One of my favorite quotes comes from the back of a police cruiser. No, it's not what you think.

I used to work out at a gym that was in the same building as my fencing club. This was a real gym: hard-wood floors, lots of free weights, and lots of mirrors for the body builders. It was not a "fitness center" where there is carpeting, air-conditioning, and mirrors to check out the opposite sex. Because of the type of place it had a lot of Watertown's Finest there and I got know some of the local police: which was good in case we had trouble at the club. Once, during a particularly nasty Massachusetts winter day, one of these guys gave me a lift in his cruiser to the bus stop.

For giggles, I asked if I could right in the back like a real perp, and he said it was a good day to do it since he had just cleaned out the back seat from a the weekend (don't ask - it is someone else's story to tell). So there I am, sitting in the back and trying to imagine what it would feel like if I was really in trouble and I look up to see a quote he has put up on the Plexiglas partition for all his "guests" to read as they sat there as they really were in trouble. It read: "Freedom without discipline is anarchy: Discipline without freedom is tyranny." I asked him about it and he said it was a quote from Nyerere, the President of Tanzania. He said it gave a lot of back seat riders something to think about while they had the time and it reminded him to be professional. I was impressed.

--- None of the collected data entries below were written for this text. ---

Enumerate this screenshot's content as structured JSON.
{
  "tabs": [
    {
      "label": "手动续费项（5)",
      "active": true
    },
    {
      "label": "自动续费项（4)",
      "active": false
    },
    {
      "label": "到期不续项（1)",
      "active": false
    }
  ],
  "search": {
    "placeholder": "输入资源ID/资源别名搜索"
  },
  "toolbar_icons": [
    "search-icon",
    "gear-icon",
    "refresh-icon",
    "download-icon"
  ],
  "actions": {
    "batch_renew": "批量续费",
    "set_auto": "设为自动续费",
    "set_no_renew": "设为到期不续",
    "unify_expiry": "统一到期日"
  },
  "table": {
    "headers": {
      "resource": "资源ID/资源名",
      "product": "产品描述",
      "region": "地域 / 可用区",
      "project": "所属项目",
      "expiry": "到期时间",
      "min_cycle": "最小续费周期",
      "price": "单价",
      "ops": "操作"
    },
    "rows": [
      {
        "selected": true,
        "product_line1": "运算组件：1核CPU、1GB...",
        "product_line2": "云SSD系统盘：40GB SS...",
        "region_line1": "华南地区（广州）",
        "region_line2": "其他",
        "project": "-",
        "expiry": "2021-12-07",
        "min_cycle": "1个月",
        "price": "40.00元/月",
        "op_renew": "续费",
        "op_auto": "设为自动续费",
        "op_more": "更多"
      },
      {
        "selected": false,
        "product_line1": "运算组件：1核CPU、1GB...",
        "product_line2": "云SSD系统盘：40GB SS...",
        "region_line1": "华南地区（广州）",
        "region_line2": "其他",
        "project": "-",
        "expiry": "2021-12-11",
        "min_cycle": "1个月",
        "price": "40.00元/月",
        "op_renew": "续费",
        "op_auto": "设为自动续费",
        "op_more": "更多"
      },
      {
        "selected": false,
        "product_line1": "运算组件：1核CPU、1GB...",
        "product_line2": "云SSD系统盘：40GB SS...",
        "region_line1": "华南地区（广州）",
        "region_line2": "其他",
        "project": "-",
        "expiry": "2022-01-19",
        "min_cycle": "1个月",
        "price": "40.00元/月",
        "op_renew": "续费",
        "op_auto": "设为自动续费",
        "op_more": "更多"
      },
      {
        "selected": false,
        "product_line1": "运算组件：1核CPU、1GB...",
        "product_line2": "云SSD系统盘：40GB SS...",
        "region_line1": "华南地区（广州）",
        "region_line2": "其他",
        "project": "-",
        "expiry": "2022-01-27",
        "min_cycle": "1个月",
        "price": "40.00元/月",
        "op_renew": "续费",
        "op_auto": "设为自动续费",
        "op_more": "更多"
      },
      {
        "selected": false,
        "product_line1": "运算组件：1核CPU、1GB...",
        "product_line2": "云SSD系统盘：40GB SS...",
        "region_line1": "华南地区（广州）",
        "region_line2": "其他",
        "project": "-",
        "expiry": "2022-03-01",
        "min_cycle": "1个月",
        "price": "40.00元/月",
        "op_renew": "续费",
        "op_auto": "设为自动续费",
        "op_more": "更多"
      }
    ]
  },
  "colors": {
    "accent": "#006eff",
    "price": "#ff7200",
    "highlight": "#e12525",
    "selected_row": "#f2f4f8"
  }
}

The thing about cops and teachers is that we have a lot in common. We are underpaid, overworked, and under appreciated. We see people on their worst days and we are still expected to make a go of it. We are in the unhappy position of enforcing rules we did not create. We have to de-escalate confrontations with the people we are trying to serve and protect. (as an aside, I always drop that I am a teacher when pulled over, and so far it has gotten me lighter citations than what I probably should have gotten). In short, we are the disciplinarians.

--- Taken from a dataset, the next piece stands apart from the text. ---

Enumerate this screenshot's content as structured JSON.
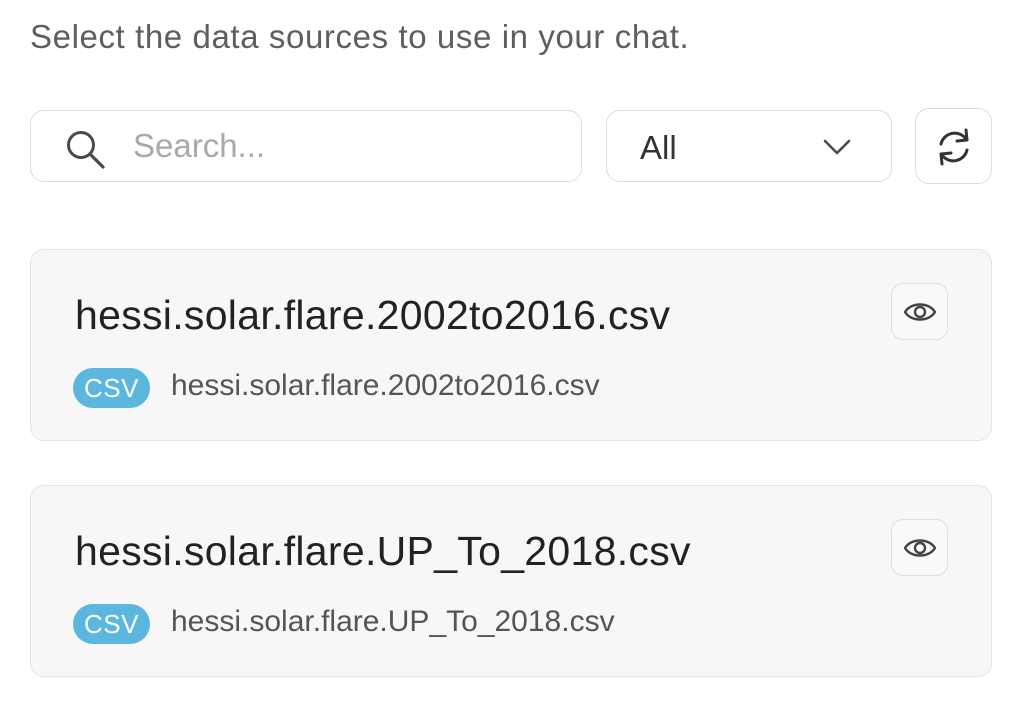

I keep this quote around in my head and sometimes on my signature on my e-mail. It reminds me that I have to be professional and gives the students, parents, teachers, and administrators I correspond with lens with which to view me. Because when all is said and done, we are the peace keepers in and out of our classroom and it is classroom management that is one of the toughest parts of a teacher's job. If we fail to learn this, then our classrooms will go in either the direction of tyranny or in the direction of anarchy.